[Bug]: Remote Browser Control with CDP
crawl4ai version
0.4.248
Expected Behavior
In the readme it says crawl4ai supports: 🔄 Remote Browser Control: Connect to Chrome Developer Tools Protocol for remote, large-scale data extraction.
However, none of the the documentation mentioned how to use crawl4ai with a remote browser via CDP.
@jlia0 You are right. There's no proper documentation for this. Good news is we are working on a command line utility that makes managing this entire remote browser control with Crawl4AI a breeze. I'll update the docs soon as that's ready and comment here too.
Hi @aravindkarnam, is there any progress? Thanks!!
@jlia0 Still testing it! Will update here soon as it's ready for release.
can I use the remote browser feature with steel.dev?
@jlia0 Still testing it! Will update here soon as it's ready for release.
Hey @aravindkarnam!
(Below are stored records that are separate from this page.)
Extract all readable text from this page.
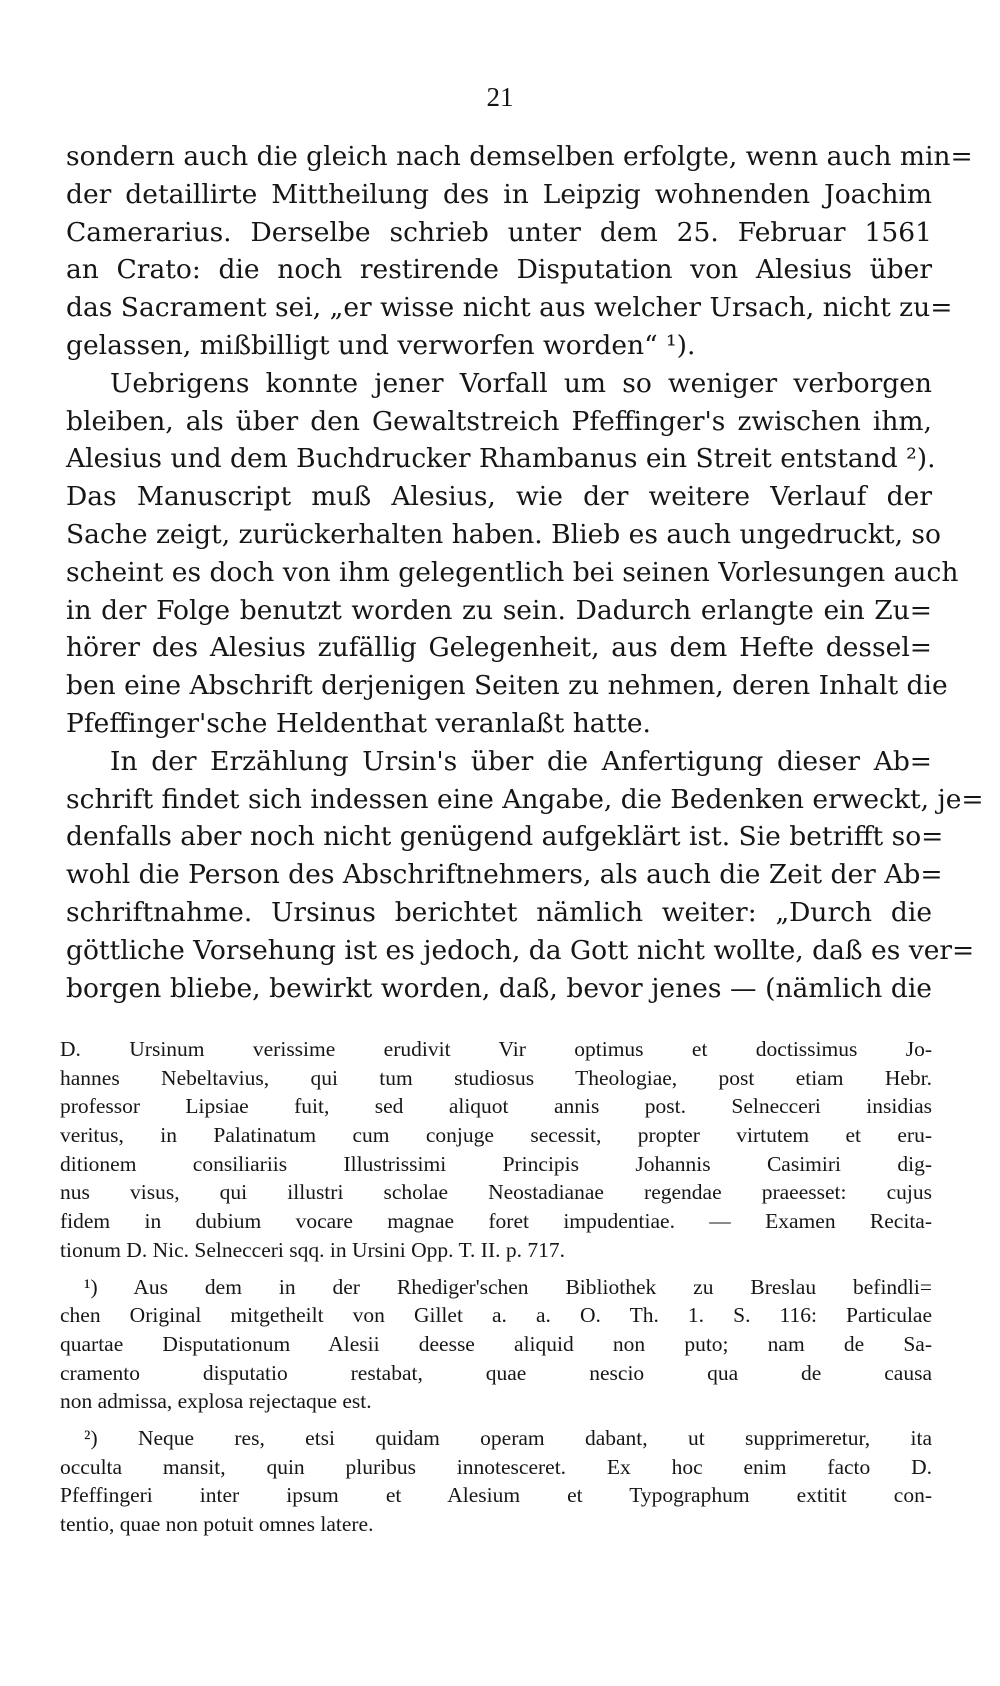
21
sondern auch die gleich nach demselben erfolgte, wenn auch min=
der detaillirte Mittheilung des in Leipzig wohnenden Joachim
Camerarius. Derselbe schrieb unter dem 25. Februar 1561
an Crato: die noch restirende Disputation von Alesius über
das Sacrament sei, „er wisse nicht aus welcher Ursach, nicht zu=
gelassen, mißbilligt und verworfen worden“ ¹).
Uebrigens konnte jener Vorfall um so weniger verborgen
bleiben, als über den Gewaltstreich Pfeffinger's zwischen ihm,
Alesius und dem Buchdrucker Rhambanus ein Streit entstand ²).
Das Manuscript muß Alesius, wie der weitere Verlauf der
Sache zeigt, zurückerhalten haben. Blieb es auch ungedruckt, so
scheint es doch von ihm gelegentlich bei seinen Vorlesungen auch
in der Folge benutzt worden zu sein. Dadurch erlangte ein Zu=
hörer des Alesius zufällig Gelegenheit, aus dem Hefte dessel=
ben eine Abschrift derjenigen Seiten zu nehmen, deren Inhalt die
Pfeffinger'sche Heldenthat veranlaßt hatte.
In der Erzählung Ursin's über die Anfertigung dieser Ab=
schrift findet sich indessen eine Angabe, die Bedenken erweckt, je=
denfalls aber noch nicht genügend aufgeklärt ist. Sie betrifft so=
wohl die Person des Abschriftnehmers, als auch die Zeit der Ab=
schriftnahme. Ursinus berichtet nämlich weiter: „Durch die
göttliche Vorsehung ist es jedoch, da Gott nicht wollte, daß es ver=
borgen bliebe, bewirkt worden, daß, bevor jenes — (nämlich die
D. Ursinum verissime erudivit Vir optimus et doctissimus Jo-
hannes Nebeltavius, qui tum studiosus Theologiae, post etiam Hebr.
professor Lipsiae fuit, sed aliquot annis post. Selnecceri insidias
veritus, in Palatinatum cum conjuge secessit, propter virtutem et eru-
ditionem consiliariis Illustrissimi Principis Johannis Casimiri dig-
nus visus, qui illustri scholae Neostadianae regendae praeesset: cujus
fidem in dubium vocare magnae foret impudentiae. — Examen Recita-
tionum D. Nic. Selnecceri sqq. in Ursini Opp. T. II. p. 717.
¹) Aus dem in der Rhediger'schen Bibliothek zu Breslau befindli=
chen Original mitgetheilt von Gillet a. a. O. Th. 1. S. 116: Particulae
quartae Disputationum Alesii deesse aliquid non puto; nam de Sa-
cramento disputatio restabat, quae nescio qua de causa
non admissa, explosa rejectaque est.
²) Neque res, etsi quidam operam dabant, ut supprimeretur, ita
occulta mansit, quin pluribus innotesceret. Ex hoc enim facto D.
Pfeffingeri inter ipsum et Alesium et Typographum extitit con-
tentio, quae non potuit omnes latere.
Is this released yet?
@jlia0 I think you can pass cdp url in BrowserConfig.
- Ref: https://github.com/unclecode/crawl4ai/blob/897e0173618d20fea5d8952ccdbcdad0febc0fee/crawl4ai/async_configs.py#L344
I haven't tried it yet, I'll try and reply here with a sample code if that works.
Edit: Here is a sample code that worked for me:
import asyncio
from crawl4ai import AsyncWebCrawler, BrowserConfig
# Replace with your actual CDP WebSocket URL (e.g. from browserless)
CDP_URL = "wss://your-remote-host.com/devtools/browser/<id>?token=your-token"
async def main():
async with AsyncWebCrawler(
config=BrowserConfig(
cdp_url=CDP_URL,
headless=True
)
) as crawler:
result = await crawler.arun(url="https://www.google.com")
print(result)
if __name__ == "__main__":
asyncio.run(main())